Sotto la pioggia battente mi avvicino al bancone e prendo due bacchette cinesi. Le stacco e le strofino assieme, per pulirle.
Il vecchio mi si avvicina.
dammene due, gli dico.
Lui mi guarda e indica due, due, come a dire, quattro.
Gli ripeto, due.
e lui dojo do, quattro.

Lascio perdere, mi siedo e aspetto la mia porzione. Ora ci manca solo che spunti un messicano a dirmi che ci sono da ritirare quattro lavori in pelle. E' proprio l'ultima cosa che vorrei, oggi.
Ora voglio solo il mio sushi.

Ok, lo ammetto. non sono memorie mie. i più scafati avranno riconosciuto una delle scene iniziali di blade runner, capolavoro di fantascienza che proprio l'anno scorso celebrava 25 anni ottimamente portati.

Le mie memorie del sushi risalgono ai miei primi viaggi a milano, di parecchi anni or sono. Ho sempre invidiato a Milano, la città europea per eccellenza, la grande varietà di ristoranti, negozi e piatti da ogni parte del mondo, ed ogni volta che rimini esce dal suo provincialismo e apre un negozio che mi porta qualche sapore dal mondo, io sono molto, molto felice.

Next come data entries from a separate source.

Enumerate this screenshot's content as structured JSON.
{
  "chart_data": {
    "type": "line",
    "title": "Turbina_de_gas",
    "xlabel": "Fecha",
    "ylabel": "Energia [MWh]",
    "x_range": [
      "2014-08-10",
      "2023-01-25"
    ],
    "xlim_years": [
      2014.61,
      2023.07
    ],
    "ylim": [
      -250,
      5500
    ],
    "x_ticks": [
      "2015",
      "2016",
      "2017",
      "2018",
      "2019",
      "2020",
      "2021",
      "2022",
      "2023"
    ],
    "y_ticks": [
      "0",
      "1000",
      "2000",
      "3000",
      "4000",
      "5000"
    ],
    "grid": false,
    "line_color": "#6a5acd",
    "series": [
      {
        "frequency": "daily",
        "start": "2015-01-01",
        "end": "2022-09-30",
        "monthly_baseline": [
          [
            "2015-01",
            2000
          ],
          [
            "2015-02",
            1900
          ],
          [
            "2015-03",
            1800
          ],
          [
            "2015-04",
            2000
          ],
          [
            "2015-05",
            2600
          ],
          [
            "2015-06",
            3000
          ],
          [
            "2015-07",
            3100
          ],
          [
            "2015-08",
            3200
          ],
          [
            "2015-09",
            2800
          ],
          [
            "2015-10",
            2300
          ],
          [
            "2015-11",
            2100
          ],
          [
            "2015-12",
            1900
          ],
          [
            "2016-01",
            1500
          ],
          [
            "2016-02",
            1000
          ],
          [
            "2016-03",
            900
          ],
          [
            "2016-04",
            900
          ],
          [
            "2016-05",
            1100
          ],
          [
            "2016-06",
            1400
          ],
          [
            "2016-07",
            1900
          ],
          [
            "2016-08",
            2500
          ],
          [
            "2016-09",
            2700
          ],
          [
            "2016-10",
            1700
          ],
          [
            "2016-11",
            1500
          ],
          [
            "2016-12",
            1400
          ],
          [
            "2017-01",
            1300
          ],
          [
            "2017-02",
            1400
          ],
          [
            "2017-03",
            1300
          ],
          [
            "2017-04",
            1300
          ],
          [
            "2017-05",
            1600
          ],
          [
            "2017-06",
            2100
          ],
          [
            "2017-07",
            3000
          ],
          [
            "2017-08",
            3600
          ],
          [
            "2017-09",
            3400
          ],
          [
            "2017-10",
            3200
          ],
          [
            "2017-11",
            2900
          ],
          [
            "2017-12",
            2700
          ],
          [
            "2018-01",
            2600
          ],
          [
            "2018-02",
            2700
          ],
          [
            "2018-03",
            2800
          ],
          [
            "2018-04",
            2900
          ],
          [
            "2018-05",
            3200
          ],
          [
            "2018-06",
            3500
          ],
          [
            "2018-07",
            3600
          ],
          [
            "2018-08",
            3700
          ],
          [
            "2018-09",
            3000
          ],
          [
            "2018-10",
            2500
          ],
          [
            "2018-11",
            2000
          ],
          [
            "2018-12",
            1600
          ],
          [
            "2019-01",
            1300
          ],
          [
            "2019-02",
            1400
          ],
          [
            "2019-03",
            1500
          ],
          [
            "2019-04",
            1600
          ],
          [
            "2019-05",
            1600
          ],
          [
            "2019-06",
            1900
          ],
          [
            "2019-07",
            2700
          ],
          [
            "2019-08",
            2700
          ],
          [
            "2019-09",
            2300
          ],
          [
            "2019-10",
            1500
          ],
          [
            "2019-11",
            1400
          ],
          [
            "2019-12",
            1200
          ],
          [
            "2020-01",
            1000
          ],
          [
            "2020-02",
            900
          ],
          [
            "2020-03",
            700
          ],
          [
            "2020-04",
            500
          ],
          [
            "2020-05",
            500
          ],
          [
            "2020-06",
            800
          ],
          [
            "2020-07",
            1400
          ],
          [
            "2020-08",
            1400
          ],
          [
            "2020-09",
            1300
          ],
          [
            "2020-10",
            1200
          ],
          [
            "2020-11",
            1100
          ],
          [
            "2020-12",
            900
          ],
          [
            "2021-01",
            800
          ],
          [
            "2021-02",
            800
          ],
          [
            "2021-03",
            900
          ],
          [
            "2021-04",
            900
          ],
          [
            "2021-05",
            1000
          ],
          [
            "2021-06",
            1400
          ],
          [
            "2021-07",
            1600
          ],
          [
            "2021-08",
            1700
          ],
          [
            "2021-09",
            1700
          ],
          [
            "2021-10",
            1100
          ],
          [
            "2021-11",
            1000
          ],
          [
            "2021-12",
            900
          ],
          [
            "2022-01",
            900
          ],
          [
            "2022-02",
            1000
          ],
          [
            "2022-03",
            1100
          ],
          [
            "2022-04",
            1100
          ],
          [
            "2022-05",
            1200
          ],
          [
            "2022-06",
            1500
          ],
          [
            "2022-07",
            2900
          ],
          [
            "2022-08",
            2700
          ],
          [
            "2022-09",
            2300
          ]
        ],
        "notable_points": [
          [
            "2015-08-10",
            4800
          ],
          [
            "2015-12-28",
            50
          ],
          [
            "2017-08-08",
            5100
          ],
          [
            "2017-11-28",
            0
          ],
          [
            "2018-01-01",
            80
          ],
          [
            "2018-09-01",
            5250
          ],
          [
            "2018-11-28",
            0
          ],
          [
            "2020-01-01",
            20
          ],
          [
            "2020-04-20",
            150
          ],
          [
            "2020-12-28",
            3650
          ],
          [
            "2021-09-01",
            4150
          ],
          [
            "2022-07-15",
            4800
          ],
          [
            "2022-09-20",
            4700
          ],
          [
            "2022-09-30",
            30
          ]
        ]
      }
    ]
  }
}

Questo sushiwasa, in via destra del porto (tel. 0541 337961), non è il primo giapponese della città. E' il terzo, in ordine di tempo. Ma il primo take away e con consegna. L'ho provato stasera e ne sono rimasto colpito. Pesce fresco, riso buono e sapore di crudità che fa venire voglia di mangiarne ancora.
Il pesce spada sarà anche inflazionato, ma tagliato spesso, fresco, con quell'odore di mare forte e travolgente conquista immediatamente.

La mia passione rimangono i makisushi, avvolti nell'alga nori, qui in versione salmone e avocado. Spero che, a fianco della sempre ottima piadina con prosciutto e pomodori in gratin, aprano sempre più sushi shop, ristoranti cinesi, kebab, indiani e rimango in attesa di cucina africana, argentina, russa, e di ogni parte del mondo. Lo dico più forte oggi, di fronte alla vittoria della Lega.